Just because you have clutter doesn’t mean you’re disorganized.
Everybody creates systems and follows them differently. When it comes to organization and design, there are different approaches. Some people create elaborate processes — others adapt.
If your strength, like Clare, is to adapt (creating shortcuts, loosening up rigid processes, frequently switching tasks), that’s a strength you should be proud of!
Clare first learned about her natural strength to adapt in high school, but it has taken longer to fully embrace it.
“I wish I could say I learned it at 16 and have felt so good about my strengths in organizing ever since. But it’s still a struggle at times because there’s so much just cultural input,” Clare confessed. “There’s a lot of unlearning that I’ve had to do and continue to do around feeling bad that I’m simply not structured or as organized as you’re supposed to be. But what I think might surprise some people is that if you were to look in my closet, or my fridge, you would say, this is a very organized person. I know where everything is, but the systems that I use are so simple.”
Clare uses the systems that work for HER.
“My son and I joke about this all the time,” Clare offered. “We say that we have a lot of systems, but they’re so simple, even we will follow them. I think sometimes people with our Follow Thru talent get a bad rep for many reasons. But just because something looks maybe random or chaotic doesn’t mean there’s not a system in place.”
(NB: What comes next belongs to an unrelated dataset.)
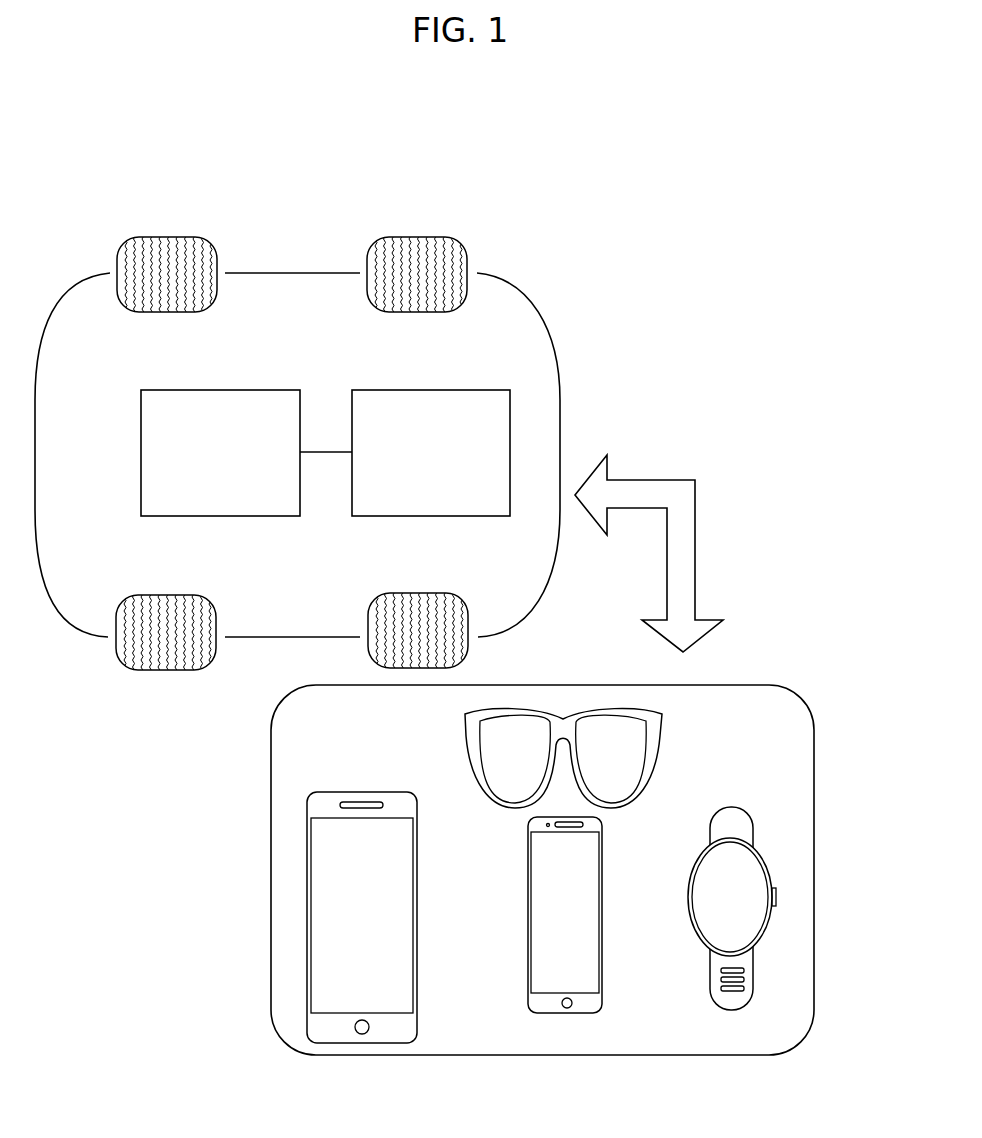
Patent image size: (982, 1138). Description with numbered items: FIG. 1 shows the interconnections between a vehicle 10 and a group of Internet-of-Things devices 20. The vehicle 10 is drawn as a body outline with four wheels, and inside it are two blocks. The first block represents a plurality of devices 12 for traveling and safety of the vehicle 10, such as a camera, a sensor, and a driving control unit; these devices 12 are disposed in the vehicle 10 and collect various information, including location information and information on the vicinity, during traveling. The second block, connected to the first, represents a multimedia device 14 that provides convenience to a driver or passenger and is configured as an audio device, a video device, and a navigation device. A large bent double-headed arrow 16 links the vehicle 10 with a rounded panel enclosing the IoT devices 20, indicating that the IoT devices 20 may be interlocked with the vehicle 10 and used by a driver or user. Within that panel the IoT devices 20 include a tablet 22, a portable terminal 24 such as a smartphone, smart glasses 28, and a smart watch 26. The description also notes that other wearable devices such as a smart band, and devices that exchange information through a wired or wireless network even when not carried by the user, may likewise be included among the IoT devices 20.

David Kolbe, CEO of Kolbe Corp, (8-2-7-3) has similar strengths as Clare when it comes to how he organizes and designs. He is well aware of the potential pitfalls Clare has faced, and the even bigger pitfalls others encounter when they aren’t aware of their instinctive strengths.
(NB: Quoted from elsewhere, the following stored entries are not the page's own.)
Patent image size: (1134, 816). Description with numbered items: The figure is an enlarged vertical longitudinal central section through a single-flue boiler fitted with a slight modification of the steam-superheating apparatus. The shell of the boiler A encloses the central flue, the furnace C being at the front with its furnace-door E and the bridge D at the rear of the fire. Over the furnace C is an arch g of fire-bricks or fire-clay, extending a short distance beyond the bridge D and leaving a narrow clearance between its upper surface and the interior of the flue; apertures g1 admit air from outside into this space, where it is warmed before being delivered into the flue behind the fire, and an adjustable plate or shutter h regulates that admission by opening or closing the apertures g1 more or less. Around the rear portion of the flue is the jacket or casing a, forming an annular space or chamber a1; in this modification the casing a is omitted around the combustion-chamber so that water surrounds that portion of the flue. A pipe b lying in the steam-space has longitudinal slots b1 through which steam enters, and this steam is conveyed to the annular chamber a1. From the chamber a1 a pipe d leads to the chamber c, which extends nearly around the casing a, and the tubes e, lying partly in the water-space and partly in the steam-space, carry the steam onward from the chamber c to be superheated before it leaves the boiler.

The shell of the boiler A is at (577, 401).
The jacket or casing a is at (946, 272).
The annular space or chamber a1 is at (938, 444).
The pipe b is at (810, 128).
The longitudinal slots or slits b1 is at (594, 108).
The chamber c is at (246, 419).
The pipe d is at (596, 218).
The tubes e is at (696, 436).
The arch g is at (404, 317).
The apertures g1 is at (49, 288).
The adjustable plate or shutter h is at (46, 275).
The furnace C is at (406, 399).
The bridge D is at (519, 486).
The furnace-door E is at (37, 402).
“So many of the people that we work with who learned the lesson that Clare learned when she was pretty young are learning it so much later, and they didn’t know to ignore all the well-meaning advice people give.”
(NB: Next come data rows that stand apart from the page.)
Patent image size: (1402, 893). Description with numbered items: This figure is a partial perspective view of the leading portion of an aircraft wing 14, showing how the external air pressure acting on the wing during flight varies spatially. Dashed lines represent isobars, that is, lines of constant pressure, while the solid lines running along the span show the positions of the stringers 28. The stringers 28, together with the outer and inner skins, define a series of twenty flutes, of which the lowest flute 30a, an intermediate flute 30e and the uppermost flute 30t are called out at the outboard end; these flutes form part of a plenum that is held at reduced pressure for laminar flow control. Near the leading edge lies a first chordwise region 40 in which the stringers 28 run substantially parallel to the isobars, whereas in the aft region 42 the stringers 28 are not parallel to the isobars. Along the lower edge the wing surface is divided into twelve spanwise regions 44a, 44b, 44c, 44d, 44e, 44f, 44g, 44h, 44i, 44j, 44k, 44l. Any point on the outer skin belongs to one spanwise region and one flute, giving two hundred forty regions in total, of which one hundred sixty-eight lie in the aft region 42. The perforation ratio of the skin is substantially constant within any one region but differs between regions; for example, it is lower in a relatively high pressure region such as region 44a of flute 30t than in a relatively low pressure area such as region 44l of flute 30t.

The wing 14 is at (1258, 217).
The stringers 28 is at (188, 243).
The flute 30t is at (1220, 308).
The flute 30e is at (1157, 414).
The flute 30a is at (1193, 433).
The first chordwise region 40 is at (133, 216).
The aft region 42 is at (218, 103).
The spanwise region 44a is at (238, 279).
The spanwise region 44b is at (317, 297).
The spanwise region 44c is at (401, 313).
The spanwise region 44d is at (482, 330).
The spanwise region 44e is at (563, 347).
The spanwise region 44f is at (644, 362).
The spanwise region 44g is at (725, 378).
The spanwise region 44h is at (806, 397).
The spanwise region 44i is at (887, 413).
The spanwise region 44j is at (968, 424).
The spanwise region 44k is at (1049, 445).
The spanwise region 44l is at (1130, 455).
It’s not that this is bad advice in general, it’s that it is bad advice for those with these types of natural strengths. One example? Inbox zero.
“Anything where you have to have separate folders,” Clare elaborates, “especially if they’re digital folders, doesn’t work for me. If they’re nested, you might as well just hit the delete button. I don’t see it. For notebooks or folders, my system changes all the time, but it still works for me. But if you put it in a file cabinet, you might as well just set it on fire, because it’s gone; it doesn’t exist anymore.”
Clare has several areas of her life that she considers to be very organized. Those which appear very organized to others often took years to become so. She often had to go through 15-20 failed systems to get there. But understanding that reality has allowed her to set her son, who has the same natural strengths for organizing and design, on a path toward success.
“I try to have a sense of humor with it when dealing with my son, and I say, ‘The system for us is the thing that we are actually going to do.’ And so,” Clare says, smiling, “we’re going to start with something and we’re going to just keep flexing it, keep taking away the steps until we’re getting the result that we want in a way that’s really easy for us.”
Clare is just further proof that you don’t need to follow the system to have a good plan.